Le montant total de l’indemnité d’occupation mensuelle due, entre le 21/10/2017 et le 30/10/2025 est donc de 222910,02 euros. Comme le soulève [M] [N] divorcée [Y], il convient de déduire de ce montant la somme de 20000 euros déjà perçue par [U] [L] de la part de [O] [Y]. En effet, il résulte expressément de l’acte de vente du 27/09/2017 que cette somme correspond non pas à une pénalité contractuelle, mais à une indemnisation du préjudice de jouissance subi par [U] [L] du fait de l’occupation des lieux par [M] [N] divorcée [Y]. Or, un même préjudice ne peut être indemnisé deux fois.
Enfin, il convient de condamner [M] [N] divorcée [Y] à verser à [U] [L] une indemnité d’occupation mensuelle de 2526,87 euros par mois à compter du 01/11/2025 inclus et jusqu’à la libération effective.

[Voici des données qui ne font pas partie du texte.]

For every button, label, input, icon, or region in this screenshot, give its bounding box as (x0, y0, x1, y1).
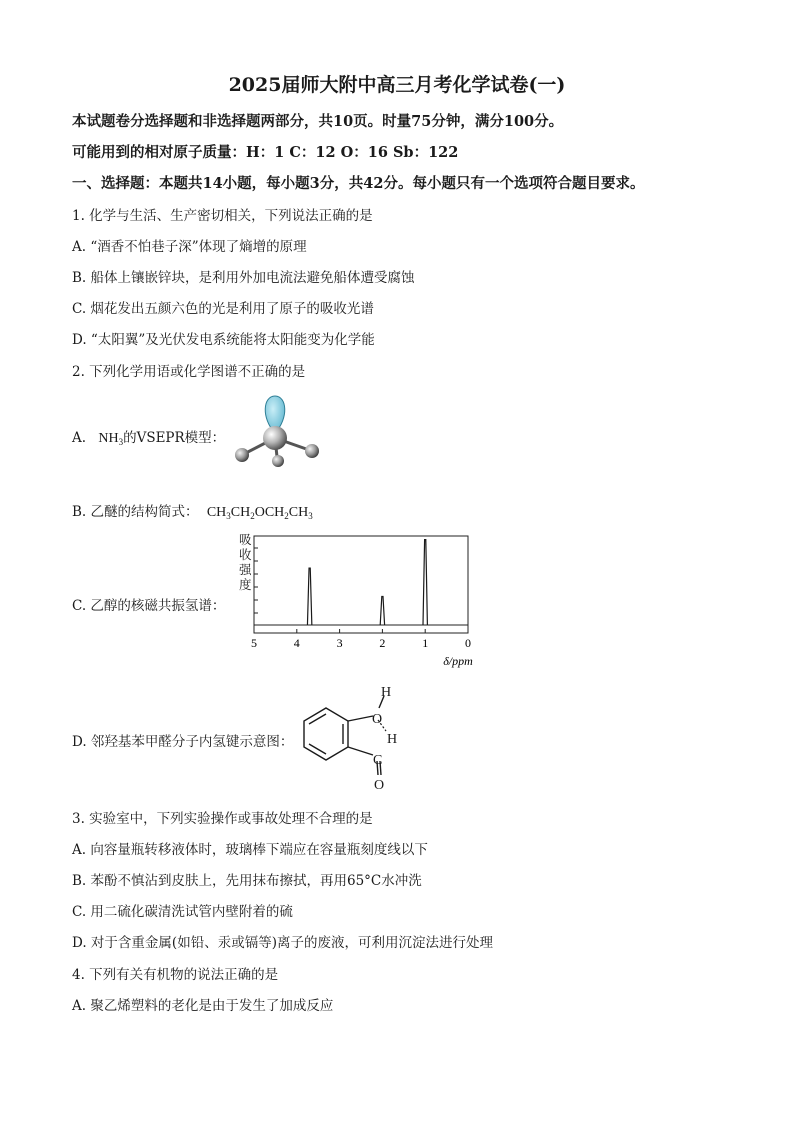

Par conséquent, [M] [N] divorcée [Y] sera condamnée à payer à [U] [L] la somme de 202910,02 euros au titre de l’indemnité d’occupation mensuelle due du 21/10/2017 inclus au 30/10/2025 et au paiement d’une indemnité d’occupation mensuelle de 2526,87 euros à compter du 01/11/2025 inclus et jusqu’au départ effectif des lieux constitué par la remise des clés ou procès-verbal d’expulsion ou de reprise.

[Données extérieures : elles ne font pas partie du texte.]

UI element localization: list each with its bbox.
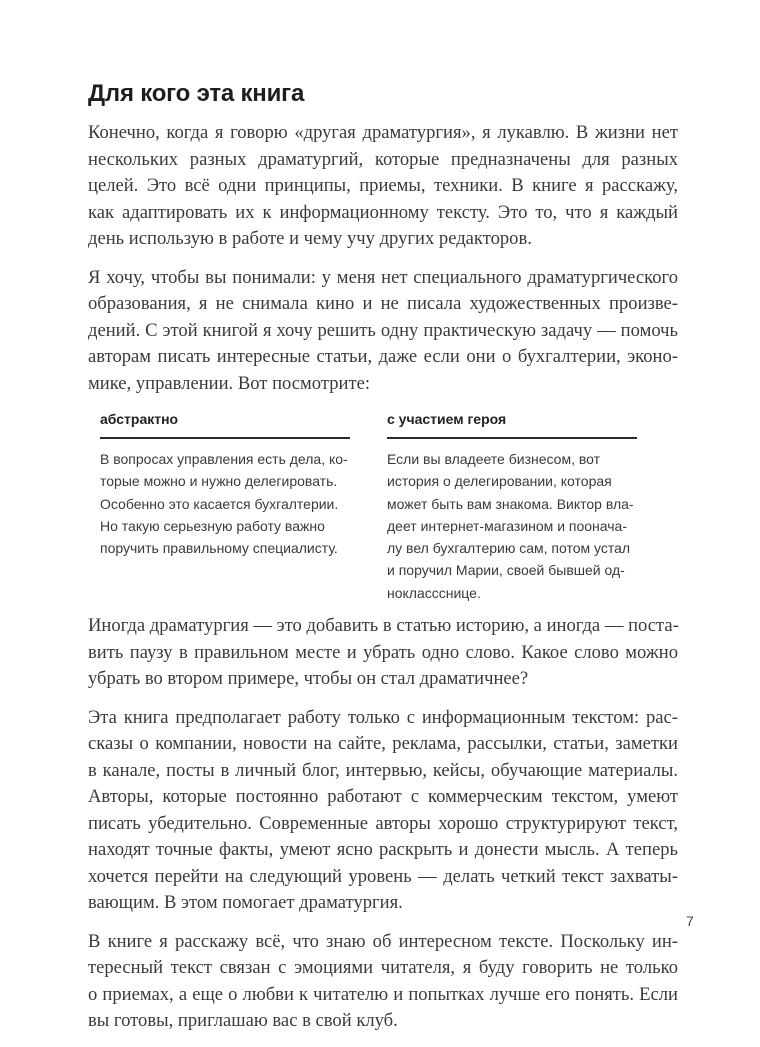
text-line: хочется перейти на следующий уровень — делать четкий текст захваты- <box>88 865 678 887</box>
column-text <box>387 448 637 604</box>
text-line: сказы о компании, новости на сайте, реклама, рассылки, статьи, заметки <box>88 733 678 754</box>
text-line: дений. С этой книгой я хочу решить одну практическую задачу — помочь <box>88 319 678 341</box>
paragraph-1 <box>88 120 678 253</box>
text-line: мике, управлении. Вот посмотрите: <box>88 372 371 394</box>
paragraph-2 <box>88 265 678 398</box>
text-line: Особенно это касается бухгалтерии. <box>100 495 339 512</box>
column-title: абстрактно <box>100 409 350 439</box>
comparison-block <box>88 409 678 599</box>
text-line: авторам писать интересные статьи, даже если они о бухгалтерии, эконо- <box>88 346 678 367</box>
paragraph-4 <box>88 705 678 917</box>
text-line: В вопросах управления есть дела, ко- <box>100 451 348 467</box>
text-line: Иногда драматургия — это добавить в статью историю, а иногда — поста- <box>88 615 679 636</box>
text-line: Эта книга предполагает работу только с информационным текстом: рас- <box>88 706 678 728</box>
text-line: В книге я расскажу всё, что знаю об интересном тексте. Поскольку ин- <box>88 930 678 952</box>
paragraph-5 <box>88 929 678 1035</box>
text-line: деет интернет-магазином и поонача- <box>387 517 628 534</box>
text-line: Если вы владеете бизнесом, вот <box>387 451 601 467</box>
text-line: поручить правильному специалисту. <box>100 540 338 557</box>
text-line: убрать во втором примере, чтобы он стал драматичнее? <box>88 668 529 689</box>
book-page <box>88 78 678 1047</box>
text-line: целей. Это всё одни принципы, приемы, техники. В книге я расскажу, <box>88 175 678 196</box>
text-line: ноклассснице. <box>387 584 481 601</box>
text-line: вы готовы, приглашаю вас в свой клуб. <box>88 1010 398 1031</box>
text-line: и поручил Марии, своей бывшей од- <box>387 562 625 579</box>
column-title: с участием героя <box>387 409 637 439</box>
text-line: как адаптировать их к информационному тексту. Это то, что я каждый <box>88 201 678 223</box>
section-heading: Для кого эта книга <box>88 80 305 107</box>
text-line: Авторы, которые постоянно работают с коммерческим текстом, умеют <box>88 786 678 807</box>
text-line: тересный текст связан с эмоциями читателя, я буду говорить не только <box>88 957 678 978</box>
text-line: нескольких разных драматургий, которые предназначены для разных <box>88 148 678 170</box>
text-line: находят точные факты, умеют ясно раскрыть и донести мысль. А теперь <box>88 839 678 860</box>
column-text <box>100 448 350 559</box>
text-line: вить паузу в правильном месте и убрать одно слово. Какое слово можно <box>88 641 678 663</box>
text-line: писать убедительно. Современные авторы хорошо структурируют текст, <box>88 812 678 834</box>
comparison-column-abstract <box>100 409 350 559</box>
paragraph-3 <box>88 613 678 693</box>
text-line: может быть вам знакома. Виктор вла- <box>387 495 634 512</box>
text-line: история о делегировании, которая <box>387 473 612 490</box>
text-line: о приемах, а еще о любви к читателю и попытках лучше его понять. Если <box>88 983 678 1005</box>
text-line: Но такую серьезную работу важно <box>100 517 325 534</box>
page-number: 7 <box>686 913 694 929</box>
text-line: лу вел бухгалтерию сам, потом устал <box>387 540 631 557</box>
text-line: Я хочу, чтобы вы понимали: у меня нет специального драматургического <box>88 266 678 288</box>
comparison-column-hero <box>387 409 637 604</box>
text-line: Конечно, когда я говорю «другая драматургия», я лукавлю. В жизни нет <box>88 122 678 143</box>
text-line: торые можно и нужно делегировать. <box>100 473 338 490</box>
text-line: образования, я не снимала кино и не писала художественных произве- <box>88 293 678 314</box>
text-line: день использую в работе и чему учу других редакторов. <box>88 228 532 249</box>
text-line: в канале, посты в личный блог, интервью, кейсы, обучающие материалы. <box>88 759 678 781</box>
text-line: вающим. В этом помогает драматургия. <box>88 892 403 913</box>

Sur les demandes accessoires
Compte tenu de la solution du litige et en équité, il y a lieu de condamner [M] [N] divorcée [Y] à payer à [U] [L] la somme de 1000 euros au titre de l’article 700 du code de procédure civile.

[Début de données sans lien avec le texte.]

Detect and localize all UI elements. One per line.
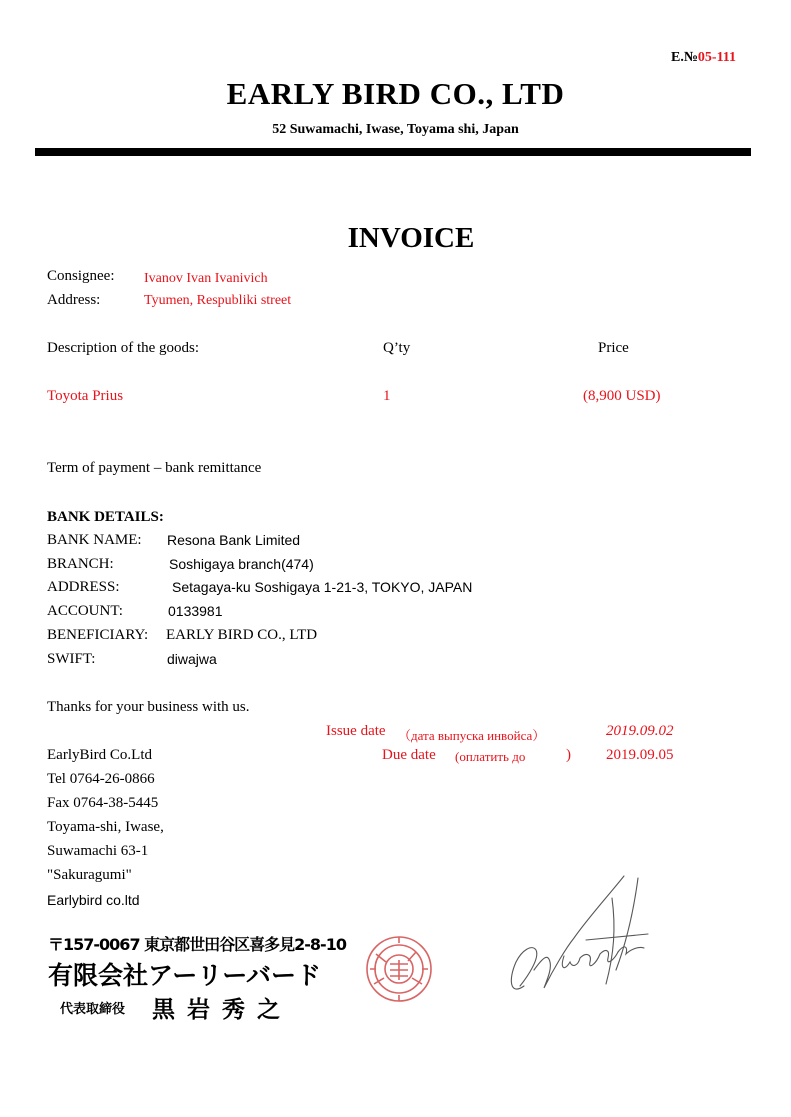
stamp-role: 代表取締役 [60,1002,126,1017]
goods-header-qty: Q’ty [383,340,411,356]
beneficiary-label: BENEFICIARY: [47,627,149,643]
contact-line: Tel 0764-26-0866 [47,771,155,787]
company-seal-stamp [356,934,442,1004]
contact-line: Suwamachi 63-1 [47,843,149,859]
document-title: INVOICE [347,222,475,254]
branch-label: BRANCH: [47,556,114,572]
invoice-number [671,50,736,66]
issue-date-label: Issue date [326,723,386,739]
contact-line: EarlyBird Co.Ltd [47,747,152,763]
consignee-label: Consignee: [47,268,115,284]
stamp-company-line: 有限会社アーリーバード [48,961,322,990]
invoice-number-value: 05-111 [697,50,737,65]
due-date-note: (оплатить до [455,749,526,764]
bank-address-label: ADDRESS: [47,579,120,595]
contact-line: Toyama-shi, Iwase, [47,819,164,835]
issue-date-value: 2019.09.02 [606,723,674,739]
address-value: Tyumen, Respubliki street [144,293,292,308]
bank-address-value: Setagaya-ku Soshigaya 1-21-3, TOKYO, JAPAN [172,579,473,595]
payment-terms: Term of payment – bank remittance [47,460,262,476]
beneficiary-value: EARLY BIRD CO., LTD [166,627,318,643]
stamp-representative-name: 黒 岩 秀 之 [152,996,283,1023]
contact-sans-line: Earlybird co.ltd [47,892,140,908]
goods-item-price: (8,900 USD) [583,388,661,404]
consignee-value: Ivanov Ivan Ivanivich [144,271,268,286]
contact-line: "Sakuragumi" [47,867,132,883]
contact-line: Fax 0764-38-5445 [47,795,159,811]
bank-name-label: BANK NAME: [47,532,142,548]
due-date-value: 2019.09.05 [606,747,674,763]
bank-details-heading: BANK DETAILS: [47,509,164,525]
branch-value: Soshigaya branch(474) [169,556,314,572]
signature [488,858,698,1018]
thanks-note: Thanks for your business with us. [47,699,250,715]
invoice-number-prefix: E.№ [671,50,698,65]
goods-header-price: Price [598,340,629,356]
goods-header-description: Description of the goods: [47,340,200,356]
goods-item-description: Toyota Prius [47,388,124,404]
swift-label: SWIFT: [47,651,96,667]
bank-name-value: Resona Bank Limited [167,532,301,548]
address-label: Address: [47,292,101,308]
account-value: 0133981 [168,603,223,619]
issue-date-note: （дата выпуска инвойса） [398,728,546,743]
swift-value: diwajwa [167,651,217,667]
header-divider [35,148,751,156]
company-address: 52 Suwamachi, Iwase, Toyama shi, Japan [272,122,519,137]
stamp-address-line: 〒157-0067 東京都世田谷区喜多見2-8-10 [48,935,346,954]
due-date-label: Due date [382,747,436,763]
due-date-note-close: ) [566,747,571,763]
company-name: EARLY BIRD CO., LTD [226,76,565,111]
account-label: ACCOUNT: [47,603,123,619]
goods-item-qty: 1 [383,388,391,404]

[M] [N] divorcée [Y], partie succombante, sera tenue au paiement des entiers dépens de la présente instance.
L’exécution provisoire est de droit et sera ordonnée.
PAR CES MOTIFS,
La juge des contentieux de la protection, statuant par jugement contradictoire, rendu en premier ressort, mis à disposition au greffe :
DECLARE irrecevables les demandes reconventionnelles de [M] [N] divorcée [Y] de prononcé de la nullité de la vente du bien immobilier et de constat de sa qualité de locataire au titre de la loi du 6 juillet 1989 ;
CONSTATE que [M] [N] divorcée [Y] est occupante sans droit ni titre des lieux sis [Adresse 2], 2ème et 3ème étage, lots 9 et 10, depuis le 21/10/2017 ;
DIT qu’à défaut de départ volontaire des lieux à compter de la signification de la présente décision, [U] [L] pourra faire procéder à l’expulsion de [M] [N] divorcée [Y], ainsi qu’à celle de tous les occupants de son chef, avec le concours de la force publique et d’un serrurier le cas échéant, deux mois après la délivrance d’un commandement de quitter les lieux sous réserve des dispositions de l’article L412-1 et de l’article L412-6 du code des procédures civiles d’exécution ;
DIT que le sort des meubles sera régi par les articles L433-1 et L433-2 du code des procédures civiles d’exécution ;
CONDAMNE [M] [N] divorcée [Y] à payer à [U] [L] la somme de 202910,02 euros au titre de l’indemnité d’occupation mensuelle due du 21/10/2017 inclus au 30/10/2025 inclus ;
FIXE l’indemnité d’occupation mensuelle due à compter du 01/11/2025 à la somme de 2526,87 euros ;
CONDAMNE [M] [N] divorcée [Y] à payer à [U] [L] cette indemnité d’occupation mensuelle à compter du 01/11/2025 inclus et jusqu’au départ effectif des lieux constitué par la remise des clés ou procès-verbal d’expulsion ou de reprise ;
DEBOUTE [M] [N] divorcée [Y] de ses demandes reconventionnelles ;
CONDAMNE [M] [N] divorcée [Y] à payer à [U] [L] la somme de 1000 euros au titre de l’article 700 du code de procédure civile ;
CONDAMNE [M] [N] divorcée [Y] au paiement des entiers dépens de la présente instance ;
RAPPELLE que l’exécution provisoire est de droit.